А потом сталагмит вошёл в моё тело.
Глава двадцать девятая
Которая рассказывает о том, как драконы дошли до жизни такой. Ретроспектива
Однажды всё изменилось. Когда именно, он не помнил. Их расу поразила странная драконья болезнь. Привычно обратившись в змея, он отправился на охоту, а вернувшись, понял, что не может принять человеческий облик. Неуязвимое бронированное тело превратилось в ловушку. Стало тюрьмой.
Проходили годы. Постепенно драконы забывали о том, что были людьми. С каждой убывающей луной терялась часть воспоминаний. Животное начало брало верх, разумные мысли замещались инстинктами.
Он смотрел на свои лапы, украшенные изогнутыми когтями, и помнил, как складывались пластины-чешуйки, врастая под кожу. Конечности видоизменялись неуловимо для обычного взгляда, и то, что было лапой чудовища, превращалось в долгопалую мужскую ладонь. Когда-то.
Со временем коварная луна стёрла из памяти эту картинку. Сначала он забыл своё лицо, затем — имя.
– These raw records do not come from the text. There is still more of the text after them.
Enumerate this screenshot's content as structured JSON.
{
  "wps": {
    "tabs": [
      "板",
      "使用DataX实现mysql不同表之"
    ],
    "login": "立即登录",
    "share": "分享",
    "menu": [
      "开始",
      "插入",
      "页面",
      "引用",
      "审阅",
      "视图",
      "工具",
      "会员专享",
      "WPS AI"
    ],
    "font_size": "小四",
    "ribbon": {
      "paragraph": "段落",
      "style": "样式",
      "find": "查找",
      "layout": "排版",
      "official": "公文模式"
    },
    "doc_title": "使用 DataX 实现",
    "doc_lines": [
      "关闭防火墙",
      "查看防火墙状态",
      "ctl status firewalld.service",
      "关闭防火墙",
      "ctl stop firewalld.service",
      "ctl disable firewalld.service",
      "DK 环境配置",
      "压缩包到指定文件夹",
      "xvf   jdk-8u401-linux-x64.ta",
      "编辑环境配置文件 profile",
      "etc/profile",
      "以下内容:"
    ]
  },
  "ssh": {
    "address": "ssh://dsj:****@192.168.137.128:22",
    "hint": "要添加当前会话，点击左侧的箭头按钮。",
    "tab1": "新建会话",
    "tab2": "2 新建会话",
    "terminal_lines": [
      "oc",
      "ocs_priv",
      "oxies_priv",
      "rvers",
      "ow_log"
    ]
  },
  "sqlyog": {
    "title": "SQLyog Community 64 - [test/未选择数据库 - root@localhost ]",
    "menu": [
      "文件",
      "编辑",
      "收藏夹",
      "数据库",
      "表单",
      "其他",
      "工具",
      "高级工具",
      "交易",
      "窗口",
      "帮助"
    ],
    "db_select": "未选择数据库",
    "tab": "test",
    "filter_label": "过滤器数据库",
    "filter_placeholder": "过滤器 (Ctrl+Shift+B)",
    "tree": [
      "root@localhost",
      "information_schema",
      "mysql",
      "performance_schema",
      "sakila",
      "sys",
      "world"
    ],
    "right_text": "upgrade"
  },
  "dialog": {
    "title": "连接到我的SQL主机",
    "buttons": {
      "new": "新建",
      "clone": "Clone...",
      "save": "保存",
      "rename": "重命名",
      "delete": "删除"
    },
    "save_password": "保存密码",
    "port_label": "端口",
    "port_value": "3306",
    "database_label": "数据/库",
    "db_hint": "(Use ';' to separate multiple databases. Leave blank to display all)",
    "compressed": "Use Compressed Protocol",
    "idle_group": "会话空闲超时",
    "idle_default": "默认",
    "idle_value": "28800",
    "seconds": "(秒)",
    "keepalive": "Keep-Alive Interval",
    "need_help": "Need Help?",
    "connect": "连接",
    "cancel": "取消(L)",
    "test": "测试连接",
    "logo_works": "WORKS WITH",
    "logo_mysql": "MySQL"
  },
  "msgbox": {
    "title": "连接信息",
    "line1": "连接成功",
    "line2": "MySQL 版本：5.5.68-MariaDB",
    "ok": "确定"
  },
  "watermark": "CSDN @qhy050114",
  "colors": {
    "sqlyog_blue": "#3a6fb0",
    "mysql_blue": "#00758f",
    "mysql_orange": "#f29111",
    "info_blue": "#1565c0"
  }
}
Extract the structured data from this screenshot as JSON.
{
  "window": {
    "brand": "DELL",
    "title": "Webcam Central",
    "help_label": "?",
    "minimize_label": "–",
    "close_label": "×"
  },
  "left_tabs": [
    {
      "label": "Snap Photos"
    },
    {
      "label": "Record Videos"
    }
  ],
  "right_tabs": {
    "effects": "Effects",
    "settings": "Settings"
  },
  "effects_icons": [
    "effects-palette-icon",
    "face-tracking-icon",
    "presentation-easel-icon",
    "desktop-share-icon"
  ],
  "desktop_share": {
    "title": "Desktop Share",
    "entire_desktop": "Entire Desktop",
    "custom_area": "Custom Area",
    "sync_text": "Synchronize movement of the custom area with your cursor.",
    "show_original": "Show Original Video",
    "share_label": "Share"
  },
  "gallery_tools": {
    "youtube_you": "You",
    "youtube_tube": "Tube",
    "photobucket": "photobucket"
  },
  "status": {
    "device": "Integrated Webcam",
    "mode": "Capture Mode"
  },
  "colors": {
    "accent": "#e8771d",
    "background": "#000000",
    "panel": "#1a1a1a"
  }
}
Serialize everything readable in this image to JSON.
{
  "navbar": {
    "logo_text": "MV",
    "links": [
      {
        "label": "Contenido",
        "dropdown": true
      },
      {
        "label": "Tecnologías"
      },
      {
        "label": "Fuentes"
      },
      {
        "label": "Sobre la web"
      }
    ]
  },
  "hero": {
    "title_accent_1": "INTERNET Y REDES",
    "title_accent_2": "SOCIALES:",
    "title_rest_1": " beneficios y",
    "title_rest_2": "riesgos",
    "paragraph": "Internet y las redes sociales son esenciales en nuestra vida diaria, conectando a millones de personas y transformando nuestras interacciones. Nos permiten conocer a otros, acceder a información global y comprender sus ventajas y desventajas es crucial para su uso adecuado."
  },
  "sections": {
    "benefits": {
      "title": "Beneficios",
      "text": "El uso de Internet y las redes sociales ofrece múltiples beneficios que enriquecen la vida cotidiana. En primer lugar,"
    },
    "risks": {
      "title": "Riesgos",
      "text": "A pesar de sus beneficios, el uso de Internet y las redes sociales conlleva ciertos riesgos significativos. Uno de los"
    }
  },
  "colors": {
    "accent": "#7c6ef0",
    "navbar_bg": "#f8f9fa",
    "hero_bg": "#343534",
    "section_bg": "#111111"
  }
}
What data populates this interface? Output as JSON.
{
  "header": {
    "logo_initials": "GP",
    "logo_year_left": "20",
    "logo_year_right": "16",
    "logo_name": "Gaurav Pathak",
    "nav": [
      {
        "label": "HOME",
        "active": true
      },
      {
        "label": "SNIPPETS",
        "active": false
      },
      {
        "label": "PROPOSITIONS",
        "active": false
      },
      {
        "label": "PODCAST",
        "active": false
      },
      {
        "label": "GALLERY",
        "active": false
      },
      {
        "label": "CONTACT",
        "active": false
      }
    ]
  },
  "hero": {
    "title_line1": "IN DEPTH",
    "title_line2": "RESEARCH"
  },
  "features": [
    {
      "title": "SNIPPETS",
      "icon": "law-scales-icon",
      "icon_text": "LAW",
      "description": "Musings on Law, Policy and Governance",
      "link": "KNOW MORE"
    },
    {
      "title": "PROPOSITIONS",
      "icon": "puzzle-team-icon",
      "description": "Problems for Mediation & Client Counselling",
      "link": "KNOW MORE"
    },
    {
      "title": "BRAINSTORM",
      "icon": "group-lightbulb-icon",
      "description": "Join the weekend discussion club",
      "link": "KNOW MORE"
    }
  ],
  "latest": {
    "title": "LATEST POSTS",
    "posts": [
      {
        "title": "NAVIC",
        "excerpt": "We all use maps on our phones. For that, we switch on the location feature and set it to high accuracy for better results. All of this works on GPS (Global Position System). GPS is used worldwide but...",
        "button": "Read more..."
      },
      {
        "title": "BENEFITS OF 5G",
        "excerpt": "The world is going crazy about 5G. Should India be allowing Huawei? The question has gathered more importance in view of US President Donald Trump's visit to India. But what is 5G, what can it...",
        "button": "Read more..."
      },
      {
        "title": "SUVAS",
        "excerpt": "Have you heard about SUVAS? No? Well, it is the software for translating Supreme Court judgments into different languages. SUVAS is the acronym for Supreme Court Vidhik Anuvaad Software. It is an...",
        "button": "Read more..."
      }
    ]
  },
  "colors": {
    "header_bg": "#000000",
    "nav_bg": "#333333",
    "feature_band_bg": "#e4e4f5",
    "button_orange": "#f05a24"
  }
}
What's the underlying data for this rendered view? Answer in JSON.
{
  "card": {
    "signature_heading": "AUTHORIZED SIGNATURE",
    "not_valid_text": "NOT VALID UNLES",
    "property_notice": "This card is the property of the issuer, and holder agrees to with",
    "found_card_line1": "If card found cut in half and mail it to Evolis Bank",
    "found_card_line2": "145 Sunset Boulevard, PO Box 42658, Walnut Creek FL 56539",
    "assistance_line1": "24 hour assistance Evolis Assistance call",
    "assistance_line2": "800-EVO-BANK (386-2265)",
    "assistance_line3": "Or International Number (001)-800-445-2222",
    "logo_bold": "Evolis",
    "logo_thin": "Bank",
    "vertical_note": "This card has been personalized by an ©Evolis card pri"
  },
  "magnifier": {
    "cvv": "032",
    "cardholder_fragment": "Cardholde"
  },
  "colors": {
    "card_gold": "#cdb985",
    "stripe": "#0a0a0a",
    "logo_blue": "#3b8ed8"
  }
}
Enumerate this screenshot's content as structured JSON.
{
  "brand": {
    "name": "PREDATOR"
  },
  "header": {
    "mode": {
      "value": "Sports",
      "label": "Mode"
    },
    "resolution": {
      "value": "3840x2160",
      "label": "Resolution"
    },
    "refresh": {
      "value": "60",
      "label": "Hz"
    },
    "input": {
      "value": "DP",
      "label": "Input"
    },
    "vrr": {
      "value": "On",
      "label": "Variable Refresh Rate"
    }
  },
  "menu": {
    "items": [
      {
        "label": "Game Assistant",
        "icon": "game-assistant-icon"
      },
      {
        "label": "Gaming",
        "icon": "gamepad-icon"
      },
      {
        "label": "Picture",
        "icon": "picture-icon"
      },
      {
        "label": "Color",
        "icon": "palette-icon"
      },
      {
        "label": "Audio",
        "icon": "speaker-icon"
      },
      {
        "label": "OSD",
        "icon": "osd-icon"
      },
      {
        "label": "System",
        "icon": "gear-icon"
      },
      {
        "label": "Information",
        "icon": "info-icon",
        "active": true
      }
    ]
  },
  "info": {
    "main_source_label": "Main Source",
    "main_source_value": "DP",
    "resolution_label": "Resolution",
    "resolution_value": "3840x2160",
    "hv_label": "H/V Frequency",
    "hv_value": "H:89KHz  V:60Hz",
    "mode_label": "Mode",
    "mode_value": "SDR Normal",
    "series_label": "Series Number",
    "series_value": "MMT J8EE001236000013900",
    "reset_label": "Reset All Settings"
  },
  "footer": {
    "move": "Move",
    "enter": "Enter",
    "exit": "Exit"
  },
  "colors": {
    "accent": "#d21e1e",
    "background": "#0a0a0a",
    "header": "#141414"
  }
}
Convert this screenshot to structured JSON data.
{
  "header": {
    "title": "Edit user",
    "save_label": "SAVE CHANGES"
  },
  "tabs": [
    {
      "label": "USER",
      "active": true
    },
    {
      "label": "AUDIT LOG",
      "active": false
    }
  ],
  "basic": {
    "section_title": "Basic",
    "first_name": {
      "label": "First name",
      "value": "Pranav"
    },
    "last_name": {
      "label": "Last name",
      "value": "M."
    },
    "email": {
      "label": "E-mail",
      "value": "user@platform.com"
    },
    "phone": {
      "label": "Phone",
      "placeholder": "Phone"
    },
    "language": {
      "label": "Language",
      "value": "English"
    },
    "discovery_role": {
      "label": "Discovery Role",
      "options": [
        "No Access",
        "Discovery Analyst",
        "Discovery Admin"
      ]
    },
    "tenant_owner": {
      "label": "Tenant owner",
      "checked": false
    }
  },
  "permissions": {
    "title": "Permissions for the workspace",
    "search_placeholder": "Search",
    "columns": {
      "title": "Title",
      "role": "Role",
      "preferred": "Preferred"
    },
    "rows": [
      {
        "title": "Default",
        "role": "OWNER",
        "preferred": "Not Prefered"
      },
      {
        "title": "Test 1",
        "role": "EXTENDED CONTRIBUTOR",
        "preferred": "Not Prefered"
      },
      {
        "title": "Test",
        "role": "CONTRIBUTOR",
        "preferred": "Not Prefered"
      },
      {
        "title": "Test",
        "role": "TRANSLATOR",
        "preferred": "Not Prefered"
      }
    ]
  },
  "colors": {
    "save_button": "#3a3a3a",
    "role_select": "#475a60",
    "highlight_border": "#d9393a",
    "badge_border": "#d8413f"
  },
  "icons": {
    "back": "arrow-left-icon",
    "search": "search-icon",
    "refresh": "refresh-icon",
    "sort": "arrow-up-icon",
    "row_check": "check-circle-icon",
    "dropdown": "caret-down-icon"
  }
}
На скалистом острове посреди штормящего моря разрушался без присмотра покинутый город. Гнили деревянные ставни. Стены замков и башен зарастали мхом. Птицы растаскивали по улицам брошенные хозяйками украшения, вили в пустых оконных проёмах гнёзда. Пауки совершенствовались в плетении кружев, ибо некому было разорять их логова.
В некогда процветающем городе не осталось ни одной живой души.
Не звенел на площади колокол. Молчали притихшие дома. Там, где прежде звучала музыка, теперь гуляло эхо и кричали вороны.
Слишком узкими стали улицы для гигантских драконьев крыльев, слишком тесными — комнаты, слишком хрупкими — стены. Внимательный наблюдатель заметил бы, что верхние этажи башен снесены, балки, голые и чернеющие, торчат наружу — скрипят под ветром и гниют под дождём.
Он помнил, как привычка привела его домой. Заставляла, ничего не соображающего, пытаться втиснуться в кирпичную коробку через крошечное отверстие под крышей. Он сунул внутрь шипастую голову, и обломки стены с грохотом полетели вниз, не выдержав его веса. Он так и не понял, зачем стремился проникнуть в своё старое жилище: то, что подходило человеку, дракону казалось лилипутским.
Спустя века в памяти остались лишь бесконечные борозды пашен, сочные зелёные луга с пасущимися овцами, крылатая тень над ними, скалы и море.
Его сородичи разлетелись кто куда. Он обрёл новый дом, надёжный и крепкий, который не рушился от неловкого движения хвоста и когтей. Большую часть времени он либо спал, либо охотился, почти счастливый в своём бездумном существовании. А потом дремавшая в организме болезнь пробудилась, приняв иную форму.
Он летел. Никогда ещё привычное движение крыльев не требовало стольких усилий. Мышцы окаменели. Себе он напоминал вулкан, поднявшийся в воздух и готовый извергнуться. По венам вместо крови текла бурлящая магма.
Как жарко! Невыносимо! Унять бы этот иссушающий внутренний огонь!
Шестое чувство подсказывало: останавливаться нельзя, решишь отдохнуть — с земли больше не поднимешься. И он летел, овеваемый спасительным ветром, мечтающий рухнуть в озеро или море. Но до большой воды было далеко. Внизу блестели узкие извилистые речушки и кляксы неглубоких болот, которые для него были подобно лужам.
Последние силы таяли. Он опускался, теряя равновесие, царапая брюхо о верхушки деревьев. Глаза закрывались. С трудом он дождался, когда под ним развернётся более или менее широкое озеро и, измождённый, позволил себе упасть.
* * *
Под затылком было мягко. Ветер холодил обнажённую кожу. Тело ощущалось иначе — уязвимым и лёгким. По венам снова бежала кровь, а не раскалённая лава.